Książkę chyba przeczytam. Ja wszystko rozumiem ale właśnie przez to moim zdaniem ten film nie jest tak dobry jak mógłby być. Te postacie są zbyt jednoznaczne, takie liniowe, przez to film trochę traci. Jak dla mnie brak jest większej złożoności tej postaci. Niestety pomimo sentymentu do kina poza amerykańskiego wyżej tutaj stawiam Dobrego Agenta.
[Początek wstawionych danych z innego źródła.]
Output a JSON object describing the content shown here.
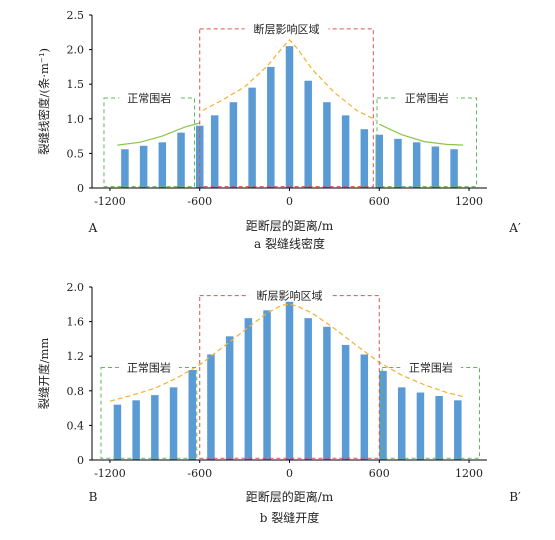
{
  "chart_data": [
    {
      "type": "bar",
      "panel_id": "a",
      "caption": "a  裂缝线密度",
      "xlabel": "距断层的距离/m",
      "ylabel": "裂缝线密度/(条·m⁻¹)",
      "xlim": [
        -1320,
        1320
      ],
      "ylim": [
        0,
        2.5
      ],
      "xticks": [
        -1200,
        -600,
        0,
        600,
        1200
      ],
      "yticks": [
        0,
        0.5,
        1.0,
        1.5,
        2.0,
        2.5
      ],
      "ytick_labels": [
        "0",
        "0.5",
        "1.0",
        "1.5",
        "2.0",
        "2.5"
      ],
      "start_label": "A",
      "end_label": "A′",
      "x": [
        -1100,
        -975,
        -850,
        -725,
        -600,
        -500,
        -375,
        -250,
        -125,
        0,
        125,
        250,
        375,
        500,
        600,
        725,
        850,
        975,
        1100
      ],
      "values": [
        0.56,
        0.61,
        0.66,
        0.8,
        0.9,
        1.05,
        1.24,
        1.45,
        1.75,
        2.05,
        1.55,
        1.24,
        1.05,
        0.85,
        0.77,
        0.71,
        0.66,
        0.6,
        0.56
      ],
      "bar_color": "#5b9bd5",
      "fit_curves": [
        {
          "style": "solid",
          "color": "#8dc44c",
          "x": [
            -1150,
            -1000,
            -850,
            -700,
            -600
          ],
          "y": [
            0.62,
            0.66,
            0.75,
            0.88,
            0.94
          ]
        },
        {
          "style": "dashed",
          "color": "#f2b233",
          "x": [
            -580,
            -450,
            -300,
            -150,
            -50,
            0,
            50,
            150,
            300,
            450,
            580
          ],
          "y": [
            1.12,
            1.27,
            1.46,
            1.76,
            2.02,
            2.14,
            2.02,
            1.72,
            1.38,
            1.12,
            0.98
          ]
        },
        {
          "style": "solid",
          "color": "#8dc44c",
          "x": [
            600,
            750,
            900,
            1050,
            1160
          ],
          "y": [
            0.92,
            0.77,
            0.67,
            0.63,
            0.62
          ]
        }
      ],
      "regions": [
        {
          "label": "正常围岩",
          "x": [
            -1240,
            -635
          ],
          "y": [
            0.02,
            1.3
          ],
          "color": "#5cb85c"
        },
        {
          "label": "断层影响区域",
          "x": [
            -600,
            560
          ],
          "y": [
            0.02,
            2.3
          ],
          "color": "#d9534f"
        },
        {
          "label": "正常围岩",
          "x": [
            585,
            1250
          ],
          "y": [
            0.02,
            1.3
          ],
          "color": "#5cb85c"
        }
      ]
    },
    {
      "type": "bar",
      "panel_id": "b",
      "caption": "b  裂缝开度",
      "xlabel": "距断层的距离/m",
      "ylabel": "裂缝开度/mm",
      "xlim": [
        -1320,
        1320
      ],
      "ylim": [
        0,
        2.0
      ],
      "xticks": [
        -1200,
        -600,
        0,
        600,
        1200
      ],
      "yticks": [
        0,
        0.4,
        0.8,
        1.2,
        1.6,
        2.0
      ],
      "ytick_labels": [
        "0",
        "0.4",
        "0.8",
        "1.2",
        "1.6",
        "2.0"
      ],
      "start_label": "B",
      "end_label": "B′",
      "x": [
        -1150,
        -1025,
        -900,
        -775,
        -650,
        -525,
        -400,
        -275,
        -150,
        0,
        125,
        250,
        375,
        500,
        625,
        750,
        875,
        1000,
        1125
      ],
      "values": [
        0.64,
        0.69,
        0.75,
        0.84,
        1.04,
        1.22,
        1.43,
        1.64,
        1.73,
        1.83,
        1.64,
        1.54,
        1.33,
        1.22,
        1.03,
        0.84,
        0.78,
        0.74,
        0.69
      ],
      "bar_color": "#5b9bd5",
      "fit_curves": [
        {
          "style": "dashed",
          "color": "#f2b233",
          "x": [
            -1200,
            -1050,
            -900,
            -750,
            -600,
            -450,
            -300,
            -150,
            -50,
            0,
            50,
            150,
            300,
            450,
            600,
            750,
            900,
            1050,
            1170
          ],
          "y": [
            0.68,
            0.75,
            0.83,
            0.95,
            1.1,
            1.3,
            1.5,
            1.7,
            1.79,
            1.8,
            1.78,
            1.7,
            1.52,
            1.32,
            1.13,
            0.98,
            0.87,
            0.78,
            0.73
          ]
        }
      ],
      "regions": [
        {
          "label": "正常围岩",
          "x": [
            -1260,
            -620
          ],
          "y": [
            0.02,
            1.07
          ],
          "color": "#5cb85c"
        },
        {
          "label": "断层影响区域",
          "x": [
            -600,
            600
          ],
          "y": [
            0.02,
            1.9
          ],
          "color": "#d9534f"
        },
        {
          "label": "正常围岩",
          "x": [
            620,
            1270
          ],
          "y": [
            0.02,
            1.07
          ],
          "color": "#5cb85c"
        }
      ]
    }
  ]
}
Skoro mieli agenta wrogiego wywiadu to nie chcieli go przesłuchać? nie wiem wymienić za innego agenta? Tak po prostu mieli go odesłać do Rosji i koniec zabawy? No to już mnie kompletnie nie przekonuje. Akurat w Dobrym Agencie jest też pokazana ta okrutna bezwzględność, a tutaj nie wiem, tacy jacyś delikatni. Druga sprawa. To tak łatwo jest zabić człowieka przetrzymywanego przez MI6? No coś to mi nie pasuje, tym bardziej przez byłego agenta, który sam do końca nie wie czy nie przeszedł jakiegoś prania mózgu. Nawet tak to troszkę wygląda, że był zaprogramowany czy też zmuszony w pewien sposób do takiego zlikwidowania niewygodnego świadka.
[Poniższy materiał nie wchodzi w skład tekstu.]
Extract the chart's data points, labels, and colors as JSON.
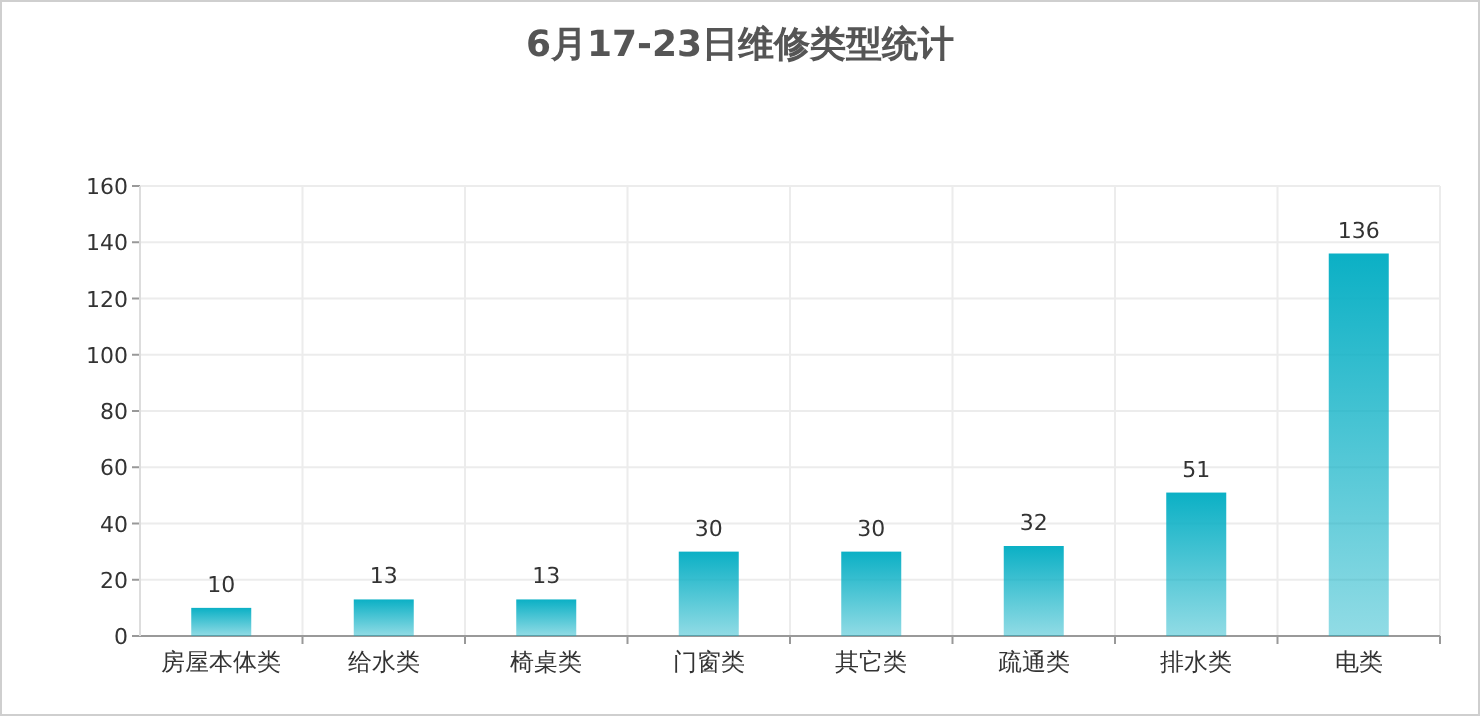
{
  "chart_data": {
    "type": "bar",
    "title": "6月17-23日维修类型统计",
    "categories": [
      "房屋本体类",
      "给水类",
      "椅桌类",
      "门窗类",
      "其它类",
      "疏通类",
      "排水类",
      "电类"
    ],
    "values": [
      10,
      13,
      13,
      30,
      30,
      32,
      51,
      136
    ],
    "color": "#0bb0c5",
    "ylim": [
      0,
      160
    ],
    "yticks": [
      0,
      20,
      40,
      60,
      80,
      100,
      120,
      140,
      160
    ],
    "grid": true,
    "data_labels": true
  }
}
Jeszcze jedną szansę dam temu filmowi bo obsada jest naprawdę nietuzinkowa, tym bardziej, że wczoraj oglądałem go w gorączce ;) no ale nie wierze, że aż tak się zdoła ten film obronić, dla mnie troszkę zmarnowany ogromny potencjał tej historii właśnie przez kilka takich dziwnych scen, mi to się jakoś kupy nie trzyma ;)

ocenił(a) film na 9
Olkar

On nie był typowym więźniem MI6, był przygotowany do drogi. I został już przesłuchany przez Smiley'a :P. Był wysyłany do Rosji właśnie na wymianę za ich więźnia/więźniów. Nie był to niewygodny świadek, nic ciekawego nie widział. Haydon tylko przekazywał informacje. W międzyczasie zdradził Prideaux'a i dlatego ten go zabił. Nic osobistego, po prostu zemsta.